The deal does not lock Logitech in with Microsoft. However, the firm declined to go into detail about its plans for video-enabling other IM networks, saying instead that it plans to concentrate in the short-term on enhancing its integration with MSN.

“Our desire is to make sure all major IMs have this video capability,” Friedricks said. “We see it’s a great user experience and that it will lead to sales of cameras.”

The agreement also continues the increasing integration of multimedia with instant messaging. Earlier this month, Microsoft introduced beta versions of its Greenwich server-based enterprise collaboration solution and platform, and its threedegrees peer-to-peer music- and photo-sharing application. Both initiatives are based on instant messaging and presence functionality, but layer on additional features.

AOL, for its part, has never indicated that it intends to add video functionality to its existing AIM network or clients.

“All I can say is that Webcam support is something that we’re looking at, but we have announced no plans to support,” said an America Online spokesperson.

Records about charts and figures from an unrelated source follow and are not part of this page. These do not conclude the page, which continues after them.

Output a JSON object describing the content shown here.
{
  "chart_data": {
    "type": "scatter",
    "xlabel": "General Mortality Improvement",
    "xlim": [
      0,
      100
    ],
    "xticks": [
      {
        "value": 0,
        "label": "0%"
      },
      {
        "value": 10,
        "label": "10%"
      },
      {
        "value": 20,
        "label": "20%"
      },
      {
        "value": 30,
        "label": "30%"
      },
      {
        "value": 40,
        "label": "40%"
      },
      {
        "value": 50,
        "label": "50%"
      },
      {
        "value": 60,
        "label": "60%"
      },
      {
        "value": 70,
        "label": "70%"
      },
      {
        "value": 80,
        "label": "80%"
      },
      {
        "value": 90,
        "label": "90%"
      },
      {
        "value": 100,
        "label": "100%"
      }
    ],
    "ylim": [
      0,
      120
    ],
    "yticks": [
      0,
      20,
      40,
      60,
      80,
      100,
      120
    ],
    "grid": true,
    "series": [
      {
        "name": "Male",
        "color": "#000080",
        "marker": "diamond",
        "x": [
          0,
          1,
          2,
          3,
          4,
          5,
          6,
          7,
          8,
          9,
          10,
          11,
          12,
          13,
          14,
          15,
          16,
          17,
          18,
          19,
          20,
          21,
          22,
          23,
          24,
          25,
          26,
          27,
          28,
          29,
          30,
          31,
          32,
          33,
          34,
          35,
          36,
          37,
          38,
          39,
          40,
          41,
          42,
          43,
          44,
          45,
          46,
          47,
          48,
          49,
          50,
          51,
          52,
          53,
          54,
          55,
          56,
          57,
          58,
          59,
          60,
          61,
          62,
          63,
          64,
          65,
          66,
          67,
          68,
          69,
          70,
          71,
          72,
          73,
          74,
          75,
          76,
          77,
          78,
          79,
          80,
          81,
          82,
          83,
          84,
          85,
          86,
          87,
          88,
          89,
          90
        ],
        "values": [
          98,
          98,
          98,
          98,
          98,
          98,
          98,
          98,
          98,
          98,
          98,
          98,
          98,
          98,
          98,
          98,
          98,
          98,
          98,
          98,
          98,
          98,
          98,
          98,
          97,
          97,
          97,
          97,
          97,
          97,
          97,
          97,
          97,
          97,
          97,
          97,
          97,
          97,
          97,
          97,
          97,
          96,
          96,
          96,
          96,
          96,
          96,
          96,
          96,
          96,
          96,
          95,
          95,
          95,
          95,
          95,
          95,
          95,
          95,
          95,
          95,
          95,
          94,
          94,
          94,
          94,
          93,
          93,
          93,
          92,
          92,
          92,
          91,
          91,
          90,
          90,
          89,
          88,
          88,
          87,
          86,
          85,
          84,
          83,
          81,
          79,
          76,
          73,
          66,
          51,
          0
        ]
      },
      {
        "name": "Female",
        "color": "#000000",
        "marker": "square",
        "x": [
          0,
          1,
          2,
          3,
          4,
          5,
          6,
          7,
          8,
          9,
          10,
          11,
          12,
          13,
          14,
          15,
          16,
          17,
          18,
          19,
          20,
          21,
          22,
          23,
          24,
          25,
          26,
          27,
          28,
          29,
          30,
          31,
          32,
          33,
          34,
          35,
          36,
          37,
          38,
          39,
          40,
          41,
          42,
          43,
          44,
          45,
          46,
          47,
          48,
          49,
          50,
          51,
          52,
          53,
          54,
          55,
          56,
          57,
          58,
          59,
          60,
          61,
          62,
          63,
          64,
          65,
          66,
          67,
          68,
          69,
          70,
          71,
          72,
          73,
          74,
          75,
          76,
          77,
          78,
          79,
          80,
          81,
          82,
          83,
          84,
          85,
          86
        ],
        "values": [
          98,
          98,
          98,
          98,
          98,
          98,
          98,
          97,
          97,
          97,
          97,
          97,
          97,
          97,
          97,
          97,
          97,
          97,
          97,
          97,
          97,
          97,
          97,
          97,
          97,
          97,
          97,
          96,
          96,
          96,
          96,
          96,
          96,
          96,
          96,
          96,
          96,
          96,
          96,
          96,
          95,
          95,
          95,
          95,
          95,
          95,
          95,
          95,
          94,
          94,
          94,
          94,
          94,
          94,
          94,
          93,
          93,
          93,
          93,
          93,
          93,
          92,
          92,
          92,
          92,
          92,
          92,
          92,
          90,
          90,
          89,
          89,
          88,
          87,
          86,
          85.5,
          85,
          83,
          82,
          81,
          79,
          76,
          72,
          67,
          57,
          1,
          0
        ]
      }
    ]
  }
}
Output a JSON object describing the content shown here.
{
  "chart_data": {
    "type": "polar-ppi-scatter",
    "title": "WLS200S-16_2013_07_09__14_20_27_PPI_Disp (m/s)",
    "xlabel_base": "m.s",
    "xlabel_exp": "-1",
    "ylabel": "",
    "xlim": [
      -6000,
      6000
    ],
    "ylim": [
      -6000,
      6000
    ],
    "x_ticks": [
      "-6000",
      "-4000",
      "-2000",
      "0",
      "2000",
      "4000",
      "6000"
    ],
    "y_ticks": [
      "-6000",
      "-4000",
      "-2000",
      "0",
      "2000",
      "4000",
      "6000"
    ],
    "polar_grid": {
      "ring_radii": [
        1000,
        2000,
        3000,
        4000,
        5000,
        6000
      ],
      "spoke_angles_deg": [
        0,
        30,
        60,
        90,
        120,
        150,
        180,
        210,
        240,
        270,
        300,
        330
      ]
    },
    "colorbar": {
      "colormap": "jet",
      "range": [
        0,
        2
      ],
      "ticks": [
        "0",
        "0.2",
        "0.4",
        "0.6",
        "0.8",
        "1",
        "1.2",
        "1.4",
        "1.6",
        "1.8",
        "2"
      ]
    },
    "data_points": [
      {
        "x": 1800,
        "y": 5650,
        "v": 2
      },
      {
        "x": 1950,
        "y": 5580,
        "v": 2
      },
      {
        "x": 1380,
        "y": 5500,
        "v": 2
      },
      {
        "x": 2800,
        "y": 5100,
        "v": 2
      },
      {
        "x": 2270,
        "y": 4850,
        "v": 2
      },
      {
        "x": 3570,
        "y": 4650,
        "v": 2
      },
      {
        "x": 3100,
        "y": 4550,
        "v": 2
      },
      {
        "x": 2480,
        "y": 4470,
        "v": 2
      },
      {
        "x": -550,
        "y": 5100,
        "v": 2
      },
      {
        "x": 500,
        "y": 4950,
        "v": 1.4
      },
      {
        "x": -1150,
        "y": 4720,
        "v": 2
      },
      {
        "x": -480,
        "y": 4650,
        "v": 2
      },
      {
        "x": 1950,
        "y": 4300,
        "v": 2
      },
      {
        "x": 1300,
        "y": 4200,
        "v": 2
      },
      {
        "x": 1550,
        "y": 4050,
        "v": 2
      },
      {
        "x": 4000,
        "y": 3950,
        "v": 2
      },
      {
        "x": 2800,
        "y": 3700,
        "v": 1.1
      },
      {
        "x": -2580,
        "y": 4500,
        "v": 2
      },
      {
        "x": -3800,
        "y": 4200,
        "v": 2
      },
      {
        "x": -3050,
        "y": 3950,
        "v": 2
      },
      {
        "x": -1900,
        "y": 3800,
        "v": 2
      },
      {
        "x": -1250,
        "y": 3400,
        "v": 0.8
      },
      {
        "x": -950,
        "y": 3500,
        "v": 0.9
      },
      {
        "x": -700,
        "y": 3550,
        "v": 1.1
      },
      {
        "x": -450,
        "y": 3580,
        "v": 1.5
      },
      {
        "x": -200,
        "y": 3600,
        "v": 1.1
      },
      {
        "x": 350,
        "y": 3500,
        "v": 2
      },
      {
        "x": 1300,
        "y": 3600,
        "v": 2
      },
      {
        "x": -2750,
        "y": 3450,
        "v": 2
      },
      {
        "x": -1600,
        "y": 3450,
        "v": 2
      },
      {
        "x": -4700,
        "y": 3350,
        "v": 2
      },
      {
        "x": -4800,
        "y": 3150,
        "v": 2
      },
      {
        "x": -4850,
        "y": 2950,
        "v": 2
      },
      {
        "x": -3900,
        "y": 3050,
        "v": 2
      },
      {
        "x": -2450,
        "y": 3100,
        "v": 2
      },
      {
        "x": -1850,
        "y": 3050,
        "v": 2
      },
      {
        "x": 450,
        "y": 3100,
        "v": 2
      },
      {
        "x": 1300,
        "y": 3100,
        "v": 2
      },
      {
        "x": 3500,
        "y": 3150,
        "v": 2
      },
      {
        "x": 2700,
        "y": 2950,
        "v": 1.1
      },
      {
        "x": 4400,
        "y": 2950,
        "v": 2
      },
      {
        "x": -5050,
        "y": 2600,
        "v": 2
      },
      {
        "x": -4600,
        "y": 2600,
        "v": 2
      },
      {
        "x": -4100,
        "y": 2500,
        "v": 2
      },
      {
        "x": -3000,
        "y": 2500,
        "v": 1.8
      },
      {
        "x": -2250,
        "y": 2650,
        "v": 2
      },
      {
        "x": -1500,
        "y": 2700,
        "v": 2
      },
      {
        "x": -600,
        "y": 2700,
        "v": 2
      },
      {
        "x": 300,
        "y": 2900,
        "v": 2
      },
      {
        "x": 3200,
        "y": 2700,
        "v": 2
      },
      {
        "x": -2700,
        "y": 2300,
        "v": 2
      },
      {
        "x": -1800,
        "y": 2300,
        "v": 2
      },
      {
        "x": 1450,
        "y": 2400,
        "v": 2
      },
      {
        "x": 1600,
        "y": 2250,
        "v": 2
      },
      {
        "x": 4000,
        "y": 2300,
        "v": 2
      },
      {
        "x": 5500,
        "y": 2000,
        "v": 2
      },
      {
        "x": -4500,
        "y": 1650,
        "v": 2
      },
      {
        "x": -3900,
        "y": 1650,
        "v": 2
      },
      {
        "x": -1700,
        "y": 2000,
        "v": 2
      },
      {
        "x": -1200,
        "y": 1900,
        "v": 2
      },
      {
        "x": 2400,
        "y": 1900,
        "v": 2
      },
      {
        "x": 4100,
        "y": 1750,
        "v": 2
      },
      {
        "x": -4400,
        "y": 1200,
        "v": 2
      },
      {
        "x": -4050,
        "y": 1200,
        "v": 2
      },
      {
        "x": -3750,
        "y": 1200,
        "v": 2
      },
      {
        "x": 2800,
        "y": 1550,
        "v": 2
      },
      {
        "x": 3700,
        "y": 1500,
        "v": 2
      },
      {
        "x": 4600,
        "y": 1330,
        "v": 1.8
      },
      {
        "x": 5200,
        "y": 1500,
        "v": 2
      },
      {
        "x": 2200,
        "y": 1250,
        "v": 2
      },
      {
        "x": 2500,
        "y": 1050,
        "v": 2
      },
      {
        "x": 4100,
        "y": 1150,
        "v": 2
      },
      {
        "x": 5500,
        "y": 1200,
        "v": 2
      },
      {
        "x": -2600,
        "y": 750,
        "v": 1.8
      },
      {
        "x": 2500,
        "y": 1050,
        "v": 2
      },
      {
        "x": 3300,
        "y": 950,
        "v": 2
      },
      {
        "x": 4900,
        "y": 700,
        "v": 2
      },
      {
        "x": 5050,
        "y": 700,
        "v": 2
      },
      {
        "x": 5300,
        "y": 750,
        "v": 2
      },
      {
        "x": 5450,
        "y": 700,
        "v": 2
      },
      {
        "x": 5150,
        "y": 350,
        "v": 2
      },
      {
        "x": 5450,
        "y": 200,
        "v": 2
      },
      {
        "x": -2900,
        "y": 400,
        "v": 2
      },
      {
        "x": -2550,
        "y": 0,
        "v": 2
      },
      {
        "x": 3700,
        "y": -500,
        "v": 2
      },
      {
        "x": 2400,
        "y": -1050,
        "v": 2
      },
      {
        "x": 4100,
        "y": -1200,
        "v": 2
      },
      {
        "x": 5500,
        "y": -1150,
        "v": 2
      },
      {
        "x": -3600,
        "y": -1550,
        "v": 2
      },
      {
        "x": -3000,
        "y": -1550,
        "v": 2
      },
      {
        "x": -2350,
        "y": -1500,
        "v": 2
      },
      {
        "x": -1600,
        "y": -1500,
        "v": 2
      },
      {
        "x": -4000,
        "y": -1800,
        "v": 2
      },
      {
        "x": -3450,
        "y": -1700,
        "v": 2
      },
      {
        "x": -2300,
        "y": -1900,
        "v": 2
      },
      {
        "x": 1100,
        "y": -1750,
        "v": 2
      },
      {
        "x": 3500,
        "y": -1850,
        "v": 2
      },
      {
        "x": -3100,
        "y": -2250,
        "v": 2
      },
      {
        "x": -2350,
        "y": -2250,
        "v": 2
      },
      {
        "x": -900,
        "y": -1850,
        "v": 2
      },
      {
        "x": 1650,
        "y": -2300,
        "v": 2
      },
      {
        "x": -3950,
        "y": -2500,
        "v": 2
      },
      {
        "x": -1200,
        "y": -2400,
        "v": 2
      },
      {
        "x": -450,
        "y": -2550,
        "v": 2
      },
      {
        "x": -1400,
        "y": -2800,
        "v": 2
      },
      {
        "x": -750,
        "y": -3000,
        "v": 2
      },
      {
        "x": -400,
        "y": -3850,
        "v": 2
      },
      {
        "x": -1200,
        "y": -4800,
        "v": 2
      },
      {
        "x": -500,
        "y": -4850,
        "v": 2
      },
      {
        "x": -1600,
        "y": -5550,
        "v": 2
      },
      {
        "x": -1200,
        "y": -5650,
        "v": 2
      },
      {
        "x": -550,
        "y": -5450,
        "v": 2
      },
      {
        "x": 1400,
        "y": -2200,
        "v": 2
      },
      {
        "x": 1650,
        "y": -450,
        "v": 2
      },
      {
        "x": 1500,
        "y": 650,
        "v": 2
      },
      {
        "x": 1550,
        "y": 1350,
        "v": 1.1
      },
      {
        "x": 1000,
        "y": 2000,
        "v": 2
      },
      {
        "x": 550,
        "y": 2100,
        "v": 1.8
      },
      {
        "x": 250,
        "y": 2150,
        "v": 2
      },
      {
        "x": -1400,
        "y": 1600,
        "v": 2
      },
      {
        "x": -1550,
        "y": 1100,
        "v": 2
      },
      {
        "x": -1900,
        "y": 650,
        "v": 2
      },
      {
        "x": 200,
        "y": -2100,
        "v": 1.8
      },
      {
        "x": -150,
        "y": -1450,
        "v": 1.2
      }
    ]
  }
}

For one thing, doing so might represent an effort to deploy “advanced, IM-based high-speed services” functions over its proprietary instant messaging network — which, according to conditions imposed by the Federal Communications Commission on America Online’s merger with Time Warner, could require AOL to open its IM network to allow for server-to-server interoperability with competing networks.

It’s not clear whether the FCC stipulations would apply to video-enabled IM, although the FCC did single out videoconferencing over broadband as one condition that would require AOL to provide interoperability.

It’s also unclear whether the conditions will continue to apply under the current FCC, with its G.O.P. majority. At the time of its passing in early January, the agency’s three Democrat and two Republican commissioners split on issues surrounding AOL instant messaging along party lines; FCC Chairman Michael Powell, a Republican, and a commissioner at the time, dissented from the IM stipulation.

While the FCC’s ruling is enforceable indefinitely, AOL Time Warner is allowed to ask for the restrictions to be lifted, by demonstrating that the conditions for its providing advanced, high-speed IM-based services no longer serve the public interest because there has been a “material change” in circumstances.